In Francia le organizzazioni sindacali, con in testa la CGT, hanno finora indetto 10 giornate di sciopero generale e una serie di proteste – blocchi – picchetti – serrate. Solo nel mese di maggio sono scese in piazza circa 500mila persone. Dal 9 marzo, con la prima grande manifestazione “di massa”, la contestazione alla proposta di legge El Khomri ha visto crescere sempre di più la mobilitazione di lavoratori, studenti, antagonisti e semplici cittadini. Che è diventata anche "altro". Il 14 giugno la mobilitazione nazionale ha visto un imponente corteo sfilare a Parigi, con tanto di scontri con la polizia, fermi, arresti e feriti.

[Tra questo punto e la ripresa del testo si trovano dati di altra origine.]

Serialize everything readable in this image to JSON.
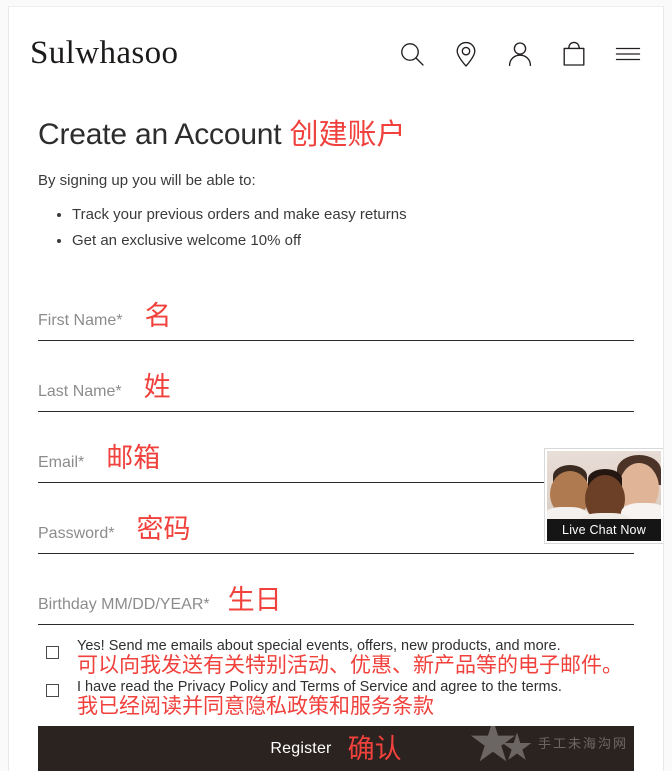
{
  "header": {
    "brand": "Sulwhasoo",
    "icons": [
      {
        "name": "search-icon",
        "label": "Search"
      },
      {
        "name": "store-locator-icon",
        "label": "Store Locator"
      },
      {
        "name": "account-icon",
        "label": "Account"
      },
      {
        "name": "shopping-bag-icon",
        "label": "Shopping Bag"
      },
      {
        "name": "menu-icon",
        "label": "Menu"
      }
    ]
  },
  "main": {
    "title_en": "Create an Account",
    "title_cn": "创建账户",
    "intro": "By signing up you will be able to:",
    "benefits": [
      "Track your previous orders and make easy returns",
      "Get an exclusive welcome 10% off"
    ],
    "fields": [
      {
        "label": "First Name*",
        "cn": "名",
        "value": "",
        "placeholder": "First Name*"
      },
      {
        "label": "Last Name*",
        "cn": "姓",
        "value": "",
        "placeholder": "Last Name*"
      },
      {
        "label": "Email*",
        "cn": "邮箱",
        "value": "",
        "placeholder": "Email*"
      },
      {
        "label": "Password*",
        "cn": "密码",
        "value": "",
        "placeholder": "Password*"
      },
      {
        "label": "Birthday MM/DD/YEAR*",
        "cn": "生日",
        "value": "",
        "placeholder": "Birthday MM/DD/YEAR*"
      }
    ],
    "consents": [
      {
        "en": "Yes! Send me emails about special events, offers, new products, and more.",
        "cn": "可以向我发送有关特别活动、优惠、新产品等的电子邮件。",
        "checked": false
      },
      {
        "en": "I have read the Privacy Policy and Terms of Service and agree to the terms.",
        "cn": "我已经阅读并同意隐私政策和服务条款",
        "checked": false
      }
    ],
    "submit": {
      "label_en": "Register",
      "label_cn": "确认"
    }
  },
  "live_chat": {
    "caption": "Live Chat Now"
  },
  "watermark": {
    "text": "手工未海沟网"
  },
  "colors": {
    "accent_red": "#f0413c",
    "button_dark": "#2b2320",
    "text_dark": "#2d2d2d",
    "label_gray": "#8c8c8c",
    "rule": "#2b2b2b"
  }
}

Una risposta evidentemente più massiccia e compatta, nonostante tanto in Italia quanto in Francia il fronte sindacale sia tutt’altro che unito. Se la Cgt ha guidato la protesta assieme ad altre sigle “radicali” e “autonome”, la Cfdt ha sottoscritto la riforma e non ha mai interrotto le trattative col Governo.

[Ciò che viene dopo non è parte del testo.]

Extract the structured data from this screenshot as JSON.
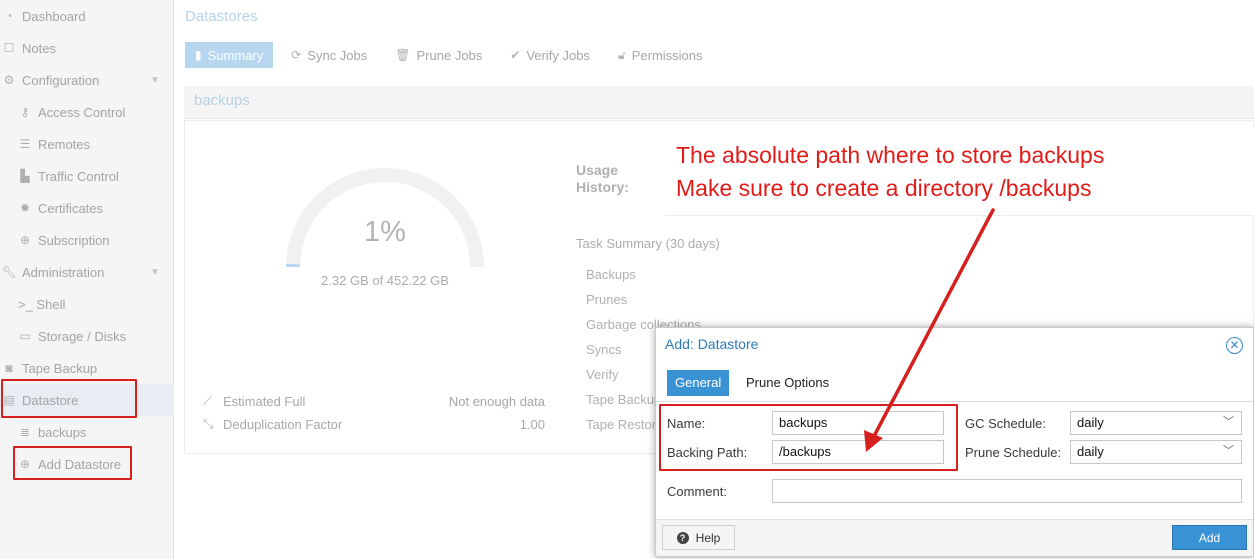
{
  "sidebar": {
    "items": [
      {
        "label": "Dashboard",
        "icon": "dashboard-icon"
      },
      {
        "label": "Notes",
        "icon": "notes-icon"
      },
      {
        "label": "Configuration",
        "icon": "gears-icon"
      },
      {
        "label": "Access Control",
        "icon": "key-icon"
      },
      {
        "label": "Remotes",
        "icon": "server-icon"
      },
      {
        "label": "Traffic Control",
        "icon": "bar-chart-icon"
      },
      {
        "label": "Certificates",
        "icon": "certificate-icon"
      },
      {
        "label": "Subscription",
        "icon": "support-icon"
      },
      {
        "label": "Administration",
        "icon": "wrench-icon"
      },
      {
        "label": ">_ Shell",
        "icon": "terminal-icon"
      },
      {
        "label": "Storage / Disks",
        "icon": "hdd-icon"
      },
      {
        "label": "Tape Backup",
        "icon": "tape-icon"
      },
      {
        "label": "Datastore",
        "icon": "archive-icon"
      },
      {
        "label": "backups",
        "icon": "database-icon"
      },
      {
        "label": "Add Datastore",
        "icon": "plus-circle-icon"
      }
    ]
  },
  "main": {
    "title": "Datastores",
    "tabs": [
      {
        "label": "Summary",
        "icon": "book-icon"
      },
      {
        "label": "Sync Jobs",
        "icon": "refresh-icon"
      },
      {
        "label": "Prune Jobs",
        "icon": "trash-icon"
      },
      {
        "label": "Verify Jobs",
        "icon": "check-circle-icon"
      },
      {
        "label": "Permissions",
        "icon": "unlock-icon"
      }
    ],
    "panel_title": "backups",
    "usage": {
      "percent_label": "1%",
      "percent_value": 0.01,
      "detail": "2.32 GB of 452.22 GB"
    },
    "stats": [
      {
        "label": "Estimated Full",
        "value": "Not enough data",
        "icon": "line-chart-icon"
      },
      {
        "label": "Deduplication Factor",
        "value": "1.00",
        "icon": "compress-icon"
      }
    ],
    "usage_history_label": "Usage History:",
    "task_summary_title": "Task Summary (30 days)",
    "task_items": [
      "Backups",
      "Prunes",
      "Garbage collections",
      "Syncs",
      "Verify",
      "Tape Backup",
      "Tape Restore"
    ]
  },
  "annotation": {
    "line1": "The absolute path where to store backups",
    "line2": "Make sure to create a directory /backups",
    "color": "#e01b18"
  },
  "dialog": {
    "title": "Add: Datastore",
    "tabs": [
      "General",
      "Prune Options"
    ],
    "fields": {
      "name_label": "Name:",
      "name_value": "backups",
      "backing_path_label": "Backing Path:",
      "backing_path_value": "/backups",
      "gc_schedule_label": "GC Schedule:",
      "gc_schedule_value": "daily",
      "prune_schedule_label": "Prune Schedule:",
      "prune_schedule_value": "daily",
      "comment_label": "Comment:",
      "comment_value": ""
    },
    "help_label": "Help",
    "add_label": "Add",
    "accent": "#3892d4"
  }
}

Però la lettura che vuole una responsabilità pressoché esclusiva dei sindacati italiani nell'incapacità di reagire con veemenza al Jobs Act e, per esempio, alla legge Fornero, dimentica con troppa facilità qual è stato il reale coinvolgimento dei lavoratori e del Paese in generale. "Contro la legge Fornero avete fatto solo 4 ore di sciopero, vergogna": si urla nei confronti del sindacato. Vero, il problema è che a quelle poche ore di sciopero aderirono in pochi, pochissimi. "Contro il Jobs Act non avete fatto la rivoluzione, vergogna", si grida nei confronti dell'opposizione. Vero, il punto è che da tempo non esiste un'opposizione unitaria, che gli "antagonisti" non hanno alcuna intenzione di aprire al dialogo con sindacati e partiti "tradizionali", che le forze di stampo populista oscillano tra propaganda e velleitarietà della proposta politica, che c'è un'intera fetta di lavoratori che dalle nuove norme ha avuto risposte, non problemi. Che ci sia un problema di rappresentanza, è indubbio. Che la frammentazione sia responsabilità esclusiva dei sindacati, è teoria risibile.

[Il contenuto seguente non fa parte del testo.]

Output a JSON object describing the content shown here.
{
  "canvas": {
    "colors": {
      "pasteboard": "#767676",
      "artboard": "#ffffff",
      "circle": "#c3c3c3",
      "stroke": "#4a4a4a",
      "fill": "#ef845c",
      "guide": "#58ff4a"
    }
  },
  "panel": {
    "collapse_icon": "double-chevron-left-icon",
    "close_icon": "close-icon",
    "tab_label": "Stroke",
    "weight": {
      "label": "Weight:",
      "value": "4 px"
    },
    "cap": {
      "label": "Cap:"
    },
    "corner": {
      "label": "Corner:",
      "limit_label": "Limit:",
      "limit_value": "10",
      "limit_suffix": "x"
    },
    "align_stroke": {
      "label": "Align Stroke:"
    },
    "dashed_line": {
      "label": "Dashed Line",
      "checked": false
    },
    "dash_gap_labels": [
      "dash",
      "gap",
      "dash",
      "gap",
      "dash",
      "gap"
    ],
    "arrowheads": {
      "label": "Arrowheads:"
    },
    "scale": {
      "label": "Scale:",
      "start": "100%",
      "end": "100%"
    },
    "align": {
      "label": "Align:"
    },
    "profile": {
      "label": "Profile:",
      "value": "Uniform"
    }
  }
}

Forse varrebbe la pena di interrogarsi su quanto e cosa ha costruito in questi anni il fronte dell'opposizione alle politiche liberiste. Sull'eredità che lascia, a livello di proposta politica e capacità di mobilitazione, la fu sinistra italiana. Sul senso di impotenza appresa che determina indifferenza e disimpegno. Sul settarismo degli antagonisti de noantri, che non hanno mai pensato a movimenti inclusivi e aperti; e che, nel migliore dei casi, si sono mossi all'interno del sistema, senza rovesciare la bilancia. Sui guasti di anni e anni di demolizione dei corpi intermedi. Sull'incedere dei movimenti populisti, che sono qui da noi la garanzia di sopravvivenza del sistema. E, ovviamente sulla nostra incapacità di leggere il cambiamento della società, che ci fa rincorrere scenari irrealistici e ci impedisce di vedere il conflitto reale, quotidiano. Quello che ruota intorno al reddito, al denaro, ecco.
PS: Ecco, più che pensare al "perché non si fa come la Francia", che resta slogan vuoto, sarebbe il caso di interrogarsi su come agire, su come utilizzare gli strumenti per cambiare il Jobs Act. Tu che urli "italiani pecore", tu che invochi la lotta di piazza contro il Jobs Act, hai firmato i referendum per abolire i voucher o ripristinare le vecchie norme sui licenziamenti? Almeno sai che esistono?